1. Bon, au final, il n’est pas bien gros ce Macchiato Monsters édition Noisette. Pourquoi a-t-il fallu attendre autant de temps pour traduire cette soixantaine de pages en VF ?
Oui mais c’était compter sans ma légendaire flemme ! L’idée au départ était que je me charge de la traduction moi-même. Si Cédric Ferrand ne s’était pas spontanément proposé pour traduire le bébé, on y serait encore.
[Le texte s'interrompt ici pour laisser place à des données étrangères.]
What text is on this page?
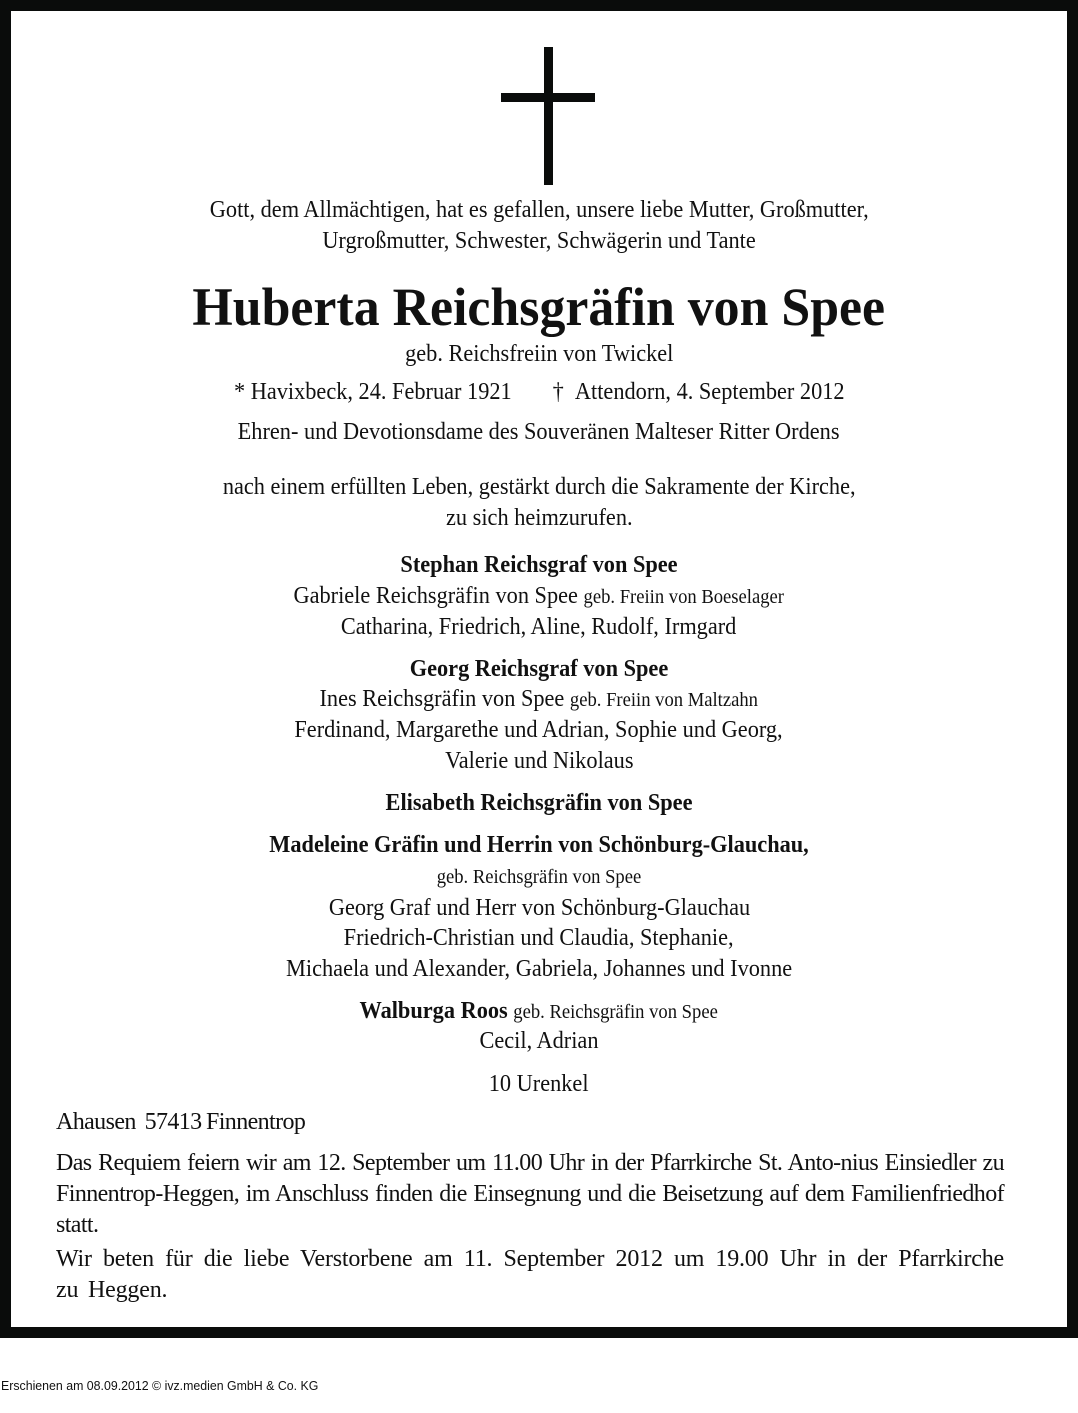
Gott, dem Allmächtigen, hat es gefallen, unsere liebe Mutter, Großmutter,
Urgroßmutter, Schwester, Schwägerin und Tante
Huberta Reichsgräfin von Spee
geb. Reichsfreiin von Twickel
* Havixbeck, 24. Februar 1921 † Attendorn, 4. September 2012
Ehren- und Devotionsdame des Souveränen Malteser Ritter Ordens
nach einem erfüllten Leben, gestärkt durch die Sakramente der Kirche,
zu sich heimzurufen.
Stephan Reichsgraf von Spee
Gabriele Reichsgräfin von Spee geb. Freiin von Boeselager
Catharina, Friedrich, Aline, Rudolf, Irmgard
Georg Reichsgraf von Spee
Ines Reichsgräfin von Spee geb. Freiin von Maltzahn
Ferdinand, Margarethe und Adrian, Sophie und Georg,
Valerie und Nikolaus
Elisabeth Reichsgräfin von Spee
Madeleine Gräfin und Herrin von Schönburg-Glauchau,
geb. Reichsgräfin von Spee
Georg Graf und Herr von Schönburg-Glauchau
Friedrich-Christian und Claudia, Stephanie,
Michaela und Alexander, Gabriela, Johannes und Ivonne
Walburga Roos geb. Reichsgräfin von Spee
Cecil, Adrian
10 Urenkel
Ahausen  57413 Finnentrop
Das Requiem feiern wir am 12. September um 11.00 Uhr in der Pfarrkirche St. Anto-nius Einsiedler zu Finnentrop-Heggen, im Anschluss finden die Einsegnung und die Beisetzung auf dem Familienfriedhof statt.
Wir beten für die liebe Verstorbene am 11. September 2012 um 19.00 Uhr in der Pfarrkirche zu Heggen.
Erschienen am 08.09.2012 © ivz.medien GmbH & Co. KG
2. Bah, en tout cas, moi, je n’ai pas eu la patience d’attendre et j’ai plutôt acheté tout Chibi et tout Les Livres de l’Ours. On est d’accord pour dire que je n’ai pas vraiment besoin de prendre MM en plus, pas vrai ?
C’est dommage, tu m’aurais dit avant, je t’aurais fait économiser des sous ! Parce qu’en fait si t’as Cthulhu, tu peux juste adapter sans avoir besoin d’acheter d’autres jeux.
Mais sérieusement, je pense pas qu’il existe beaucoup d’autres jeux « old school » qui allient la création de persos et la magie flexible avec les outils que le jeu propose. Avec Macchiato Monsters, j’ai essayé de réunir tous les outils dont un arbitre pourra avoir besoin pour une campagne créée sur le pouce. Même si tu te bases sur un univers existant, tu verras qu’il s’adaptera à tes idées et à celles de tes joueuses, pour devenir votre donjonverse bien à vous — tout comme ceux de premiers explorateurs d’univers auxquels la culture OSR fait souvent référence.
3. Il y a beaucoup, beaucoup de tables aléatoires pour toutes sortes de choses dans MM. C’est qui qu’a copié ? Toi ou le Grümph ?
Ceux qui savent ne parleront jamais !
La table aléatoire est un outil super utile pour un MJ de « jeu d’aventures » (un terme interchangeable chez moi avec « OSR » ou « jeu à l’ancienne »). Les jets de dés le surprennent et lui donnent des idées. Un MJ old school se doit d’être impartial, et la table aléatoire est un des garants de ce statut « d’interface avec le monde » comme dit Grümph. Si les joueuses savent qu’il y a un dragon qui chasse parfois dans la montagne, elles pourront s’en prendre qu’à elles-mêmes quand tu feras 12 avec 2d6 sur la table de rencontres…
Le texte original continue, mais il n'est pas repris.